#tellEWA Member Stories (May 12-18)
Here’s what we’re reading by EWA members this week.
Here’s what we’re reading by EWA members this week.
“They don’t know what Title IX means.” Media organizations reported on hundreds more cases of student sexual abuse by educators over the past decade than Title IX investigators ever saw, according to an analysis by Kate Cimini of the Naples Daily News. Florida legislators failed to improve students’ understanding of the federal law and shuttered programs on sexual health that helped students stand up for their rights. Therefore, Title IX complaints are very underutilized among Florida students. Experts called the disparity in Florida’s numbers a “cause for concern.”
Consider this:
Just 59 Title IX complaints for sexual harassment or abuse were filed in Florida 2012 – 2022.
But Florida media reported on 279 cases of educator sexual abuse of a student 2014 – 2021.
Why the discrepancy?https://t.co/ejMXYACjsw #TellEWA @alexanderrusso— Kate Cimini (@k_cimini) May 16, 2023
It is a “culture of removal of Black students” in Alabama. Black students are nearly twice as likely to face every type of classroom removal as compared to their white peers. AL.com’s Savannah Tryens-Fernandes illustrates this fact using data analysis from Trisha Powell Crain and by profiling a high school senior who proclaimed his innocence yet was read his Miranda rights and sentenced to an alternative school anyway. The student missed important milestones and experienced disrupted learning and other challenges after his removal.

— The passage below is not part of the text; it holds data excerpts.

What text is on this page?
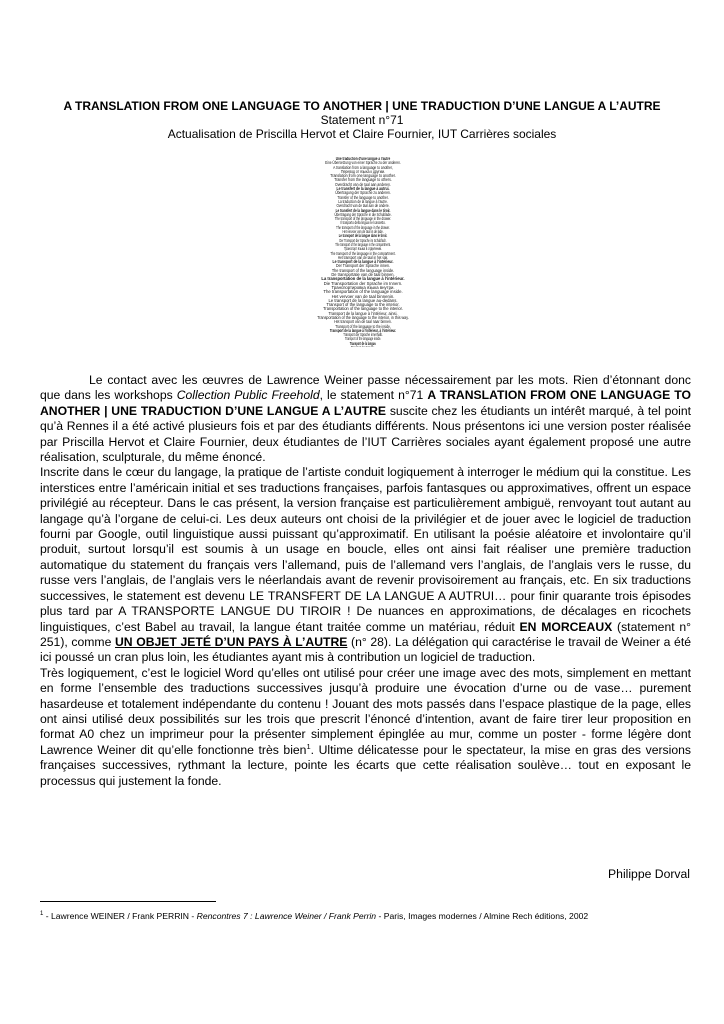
A TRANSLATION FROM ONE LANGUAGE TO ANOTHER | UNE TRADUCTION D’UNE LANGUE A L’AUTRE
Statement n°71
Actualisation de Priscilla Hervot et Claire Fournier, IUT Carrières sociales
Une traduction d’une langue a l’autre
Eine Übersetzung von einer Sprache zu der anderen.
A translation from a language to another,
Перевод от языка к другим.
Translation from one language to another.
Transfer from the language to others.
Overdracht van de taal aan anderen.
Le transfert de la langue à autrui.
Übertragung der Sprache zu anderen.
Transfer of the language to another.
La traduction de la langue à l’autre.
Overdracht van de taal aan de andere.
Le transfert de la langue dans le tiroir.
Übertragung der Sprache in die Schublade.
The transport of the language in the drawer.
Il trasporto della lingua nel cassetto.
The transport of the language in the drawer.
Het vervoer van de taal in de lade.
Le transport de la langue dans le tiroir.
Der Transport der Sprache im Schubfach.
The transport of the language in the compartment.
Транспорт языка в отделении.
The transport of the language in the compartment.
Het transport van de taal in het vak.
Le transport de la langue à l’intérieur.
Der Transport der Sprache innen.
The transport of the language inside.
De transportatie van de taal binnen.
La transportation de la langue à l’intérieur.
Die Transportation der Sprache im Innern.
Транспортировка языка внутри.
The transportation of the language inside.
Het vervoer van de taal binnenin.
Le transport de la langue au-dedans.
Transport of the language to the interior.
Transportation of the language to the interior.
Transport de la langue à l’intérieur, ainsi.
Transportation of the language to the interior, in this way.
Het transport van de taal naar binnen.
Transport of the language to the inside.
Transport de la langue à l’intérieur, à l’intérieur.
Transport der Sprache innerhalb.
Transport of the language inside.
Transport de la langue.

Le contact avec les œuvres de Lawrence Weiner passe nécessairement par les mots. Rien d’étonnant donc que dans les workshops Collection Public Freehold, le statement n°71 A TRANSLATION FROM ONE LANGUAGE TO ANOTHER | UNE TRADUCTION D’UNE LANGUE A L’AUTRE suscite chez les étudiants un intérêt marqué, à tel point qu’à Rennes il a été activé plusieurs fois et par des étudiants différents. Nous présentons ici une version poster réalisée par Priscilla Hervot et Claire Fournier, deux étudiantes de l’IUT Carrières sociales ayant également proposé une autre réalisation, sculpturale, du même énoncé.

Inscrite dans le cœur du langage, la pratique de l’artiste conduit logiquement à interroger le médium qui la constitue. Les interstices entre l’américain initial et ses traductions françaises, parfois fantasques ou approximatives, offrent un espace privilégié au récepteur. Dans le cas présent, la version française est particulièrement ambiguë, renvoyant tout autant au langage qu’à l’organe de celui-ci. Les deux auteurs ont choisi de la privilégier et de jouer avec le logiciel de traduction fourni par Google, outil linguistique aussi puissant qu’approximatif. En utilisant la poésie aléatoire et involontaire qu’il produit, surtout lorsqu’il est soumis à un usage en boucle, elles ont ainsi fait réaliser une première traduction automatique du statement du français vers l’allemand, puis de l’allemand vers l’anglais, de l’anglais vers le russe, du russe vers l’anglais, de l’anglais vers le néerlandais avant de revenir provisoirement au français, etc. En six traductions successives, le statement est devenu LE TRANSFERT DE LA LANGUE A AUTRUI… pour finir quarante trois épisodes plus tard par A TRANSPORTE LANGUE DU TIROIR ! De nuances en approximations, de décalages en ricochets linguistiques, c’est Babel au travail, la langue étant traitée comme un matériau, réduit EN MORCEAUX (statement n° 251), comme UN OBJET JETÉ D’UN PAYS À L’AUTRE (n° 28). La délégation qui caractérise le travail de Weiner a été ici poussé un cran plus loin, les étudiantes ayant mis à contribution un logiciel de traduction.

Très logiquement, c’est le logiciel Word qu’elles ont utilisé pour créer une image avec des mots, simplement en mettant en forme l’ensemble des traductions successives jusqu’à produire une évocation d’urne ou de vase… purement hasardeuse et totalement indépendante du contenu ! Jouant des mots passés dans l’espace plastique de la page, elles ont ainsi utilisé deux possibilités sur les trois que prescrit l’énoncé d’intention, avant de faire tirer leur proposition en format A0 chez un imprimeur pour la présenter simplement épinglée au mur, comme un poster - forme légère dont Lawrence Weiner dit qu’elle fonctionne très bien$^1$. Ultime délicatesse pour le spectateur, la mise en gras des versions françaises successives, rythmant la lecture, pointe les écarts que cette réalisation soulève… tout en exposant le processus qui justement la fonde.

Philippe Dorval
$^1$ - Lawrence WEINER / Frank PERRIN - Rencontres 7 : Lawrence Weiner / Frank Perrin - Paris, Images modernes / Almine Rech éditions, 2002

Savannah poured time, care and expertise into this project. It also features great data work from @Trish_Crain. Give it a read.#alpolitics #aledchat #tellewa https://t.co/jVHZBj56er
— Ruth Serven Smith (@RuthServenSmith) May 18, 2023
ProPublica’s Nicole Carr identified 59 people arrested or charged over an 18-month period as a result of turmoil at school board meetings across the country. Among her findings, an Arkansas man who pushed a woman hard enough to leave bruises wasn’t arrested, but three University of Central Arkansas students protesting discriminatory policies against transgender students were arrested. Of all the people taken into police custody in the state after school board-related incidents, a student organizer received the stiffest jail sentence.
“I think a lot of us are trying to resist that feeling of there’s nothing that we can do.” Just read the first in a fantastic series on school board meeting arrests by the amazing @NicoleFCarr @propublica! #tellEWA https://t.co/cpOxSyuNJS
— Kavitha Cardoza (@KavithaCardoza) May 15, 2023
At a time when mass shootings have reached record highs, sensitive details about a Minneapolis elementary school’s surveillance camera locations and physical security infrastructure are available online and on Telegram. Cyber criminals stole the security records and published them after the school district refused to pay a $1 million ransom. Now anyone with a keyboard can find the records with a simple Google search. The 74’s Mark Keierleber explains how these leaked blueprints could endanger students, teachers and others.
For the uninitiated, @mkeierleber is covering student privacy issues no one else is.
His latest: How classroom-by-classroom maps of Minneapolis schools, including security cam locations, got leaked and now put students in dangerhttps://t.co/0ocFK08pB9 #TellEWA
— Asher Lehrer-Small (@small_asher) May 15, 2023
“I don’t know about y’all, but I hated school.” During a graduation ceremony, a student speaker offered “constructive criticism” of his Nebraska high school’s culture, pointing out school violence. The speech earned him some cheers from his classmates, but school leaders soon realized this wasn’t the speech the student submitted to them ahead of the ceremony. Rather than risk being censored, the student used artificial intelligence to write a decoy speech that passed the school’s review process, Jessica Votipka reports for The Grand Island Independent.
#ChatGPT plays a role in getting #Classof2023 student’s #commencementspeech to the podium.@OpenAI @theindependent#tellEWA https://t.co/vwRxQducsE
— Jessica Votipka (@GI_Jesca) May 16, 2023
Within 20 years, the number of facility schools serving children who have intense behavioral, mental health or special education needs has dwindled from 80 to 30 in Colorado. Lack of funding, staffing shortages and federal law changes are the blame. Many of these children are left languishing at home as waitlists for the few available schools grow, and their parents are forced to quit their jobs. The state is now scrambling to shore up more facility schools, Melanie Asmar writes for Chalkbeat Colorado.